People with FASD (fetal alcohol spectrum disorder) and ADHD (attention deficit hyperactivity disorder) often have trouble planning and sometimes remembering. The executive planning skills can lag or be sluggish. Forgetfulness is part of that.
The next year, both kids forgot entirely.
Around 3 p.m., one teen walked downstairs and produced a handmade card. The year after that one picked a fight with the other and disrupted the meal.
I recall complaining to a friend how angry I was at their lack of care or consideration.
“I worked around the clock running a small business to keep my family afloat. Hundreds of school lunches, field trips, doctor’s appointments and advocacy at the school level so that people remembered to honour their IEP accommodations equalled a last-second handmade card.”
I was upset and I felt slighted.
What Mother's Day Means To Me As An Adoptive Parent
For years we tried to become parents. First came fertility treatments and then we applied to adopt. And after that lengthy screening process, the call finally came. The one that indicated we’d been matched with a healthy baby.
That first Mother’s Day, when I was likely still deliriously tired from that initial sweet but draining year of parenthood, I immersed myself in feeling all the emotions associated with that long-awaited day. I’d begun to wonder if I’d ever be a mom and then there it was — motherhood fanned out before me.
"Mother’s Day represented something hard won."
Years of Mother’s Days lined up. Christmases and birthdays, too. But Mother’s Day represented something hard won. If you’ve ever adopted, had a miscarriage or undertaken IVF you probably know. In some ways after that baby is in your arms, Mother’s Day is the holy grail. And for a few years it was gummy smiles, precious printed rhymes glued to homemade cards sealed with painted pastel handprints.
Oh, I still have a drawer full of those tokens of love and I wouldn’t change much about those days, even the not-so-pleasant moments, from the late-night ear infections three or four times a year, to the upset stomachs, meltdowns and diaper blowouts.

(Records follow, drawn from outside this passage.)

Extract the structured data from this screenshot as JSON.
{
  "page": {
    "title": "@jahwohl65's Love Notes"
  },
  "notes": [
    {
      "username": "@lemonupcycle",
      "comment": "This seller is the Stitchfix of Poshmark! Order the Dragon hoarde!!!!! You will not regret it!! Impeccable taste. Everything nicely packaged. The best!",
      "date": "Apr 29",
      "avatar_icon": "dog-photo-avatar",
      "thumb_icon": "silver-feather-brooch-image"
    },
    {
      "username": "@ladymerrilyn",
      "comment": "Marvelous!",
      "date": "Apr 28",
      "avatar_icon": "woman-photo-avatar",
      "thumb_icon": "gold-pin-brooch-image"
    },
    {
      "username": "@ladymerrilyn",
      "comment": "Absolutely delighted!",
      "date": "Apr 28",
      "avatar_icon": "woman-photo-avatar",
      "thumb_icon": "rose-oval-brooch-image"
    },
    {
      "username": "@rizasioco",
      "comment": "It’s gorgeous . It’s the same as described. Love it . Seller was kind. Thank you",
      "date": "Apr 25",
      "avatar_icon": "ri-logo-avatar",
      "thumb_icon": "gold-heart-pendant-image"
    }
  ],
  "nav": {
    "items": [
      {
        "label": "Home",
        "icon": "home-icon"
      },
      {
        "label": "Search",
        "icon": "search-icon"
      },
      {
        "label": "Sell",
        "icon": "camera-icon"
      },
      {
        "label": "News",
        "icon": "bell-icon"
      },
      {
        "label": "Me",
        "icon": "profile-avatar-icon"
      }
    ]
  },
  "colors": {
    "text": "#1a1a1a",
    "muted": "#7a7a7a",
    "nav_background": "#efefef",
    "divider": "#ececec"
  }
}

While it wasn’t a walk in the park, it was mine and worth celebrating at least once a year.
The Imperfect Journey of Motherhood
Now 20 years of Mother’s Days have come and gone, and I’ve learned a few things from raising two kids.
Sometimes the people closest to you exceed expectations and make you blindingly proud, and other times they disappoint you spectacularly. That first year of parenthood it felt as if we were always proving we were worthy of the child we’d adopted. The first time a stranger told me I was a good mom — when I was out with my daughter in a stroller, talking softly to her and naming all the things to build vocabulary — it felt good.
I still remember that and yet a part of me cringes. Why did I need that validation? Probably because new moms can feel vulnerable to judgment.
In 20 years, I have learned that I am a good mother — exhausted, happy, proud, disappointed at times, angry and imperfect at others, and drained. I don’t need a card to tell me that. Because when I think about it, I certainly don’t need or want gratitude. That is a slippery slope, especially when you are a family that was formed by adoption.
What I Really Need For Mother's Day
It makes me wonder why so many place such weight on manufactured events such as Mother’s Day? I mean, that first card when my infant wasn’t even a year old was purchased by my husband and the next year it was too.
"If we really want to honour mothers, then we need to support women and address that on a much greater scale."
And recently, I’ve wondered why we place the responsibility for Mother’s Day in the hands of kids and partners while it seems like the rest of the days, much of society shows its disregard for women in ways like not supporting them at work and at home. During the pandemic moms sacrificed so much, often parenting and schooling kids from home during lengthy school shutdowns while still juggling all the other needs and demands of their families.
The way I see it, if we really want to honour mothers, then we need to support women and address that on a much greater scale. I don’t need flowers and cards. I need equal pay, equal opportunity, child-care and support throughout their lifespan. I need programs that support women, mothers and families — and a world that shows it values and respects women.
Until then cards, flowers and spa days are really just a nice bit of theatre.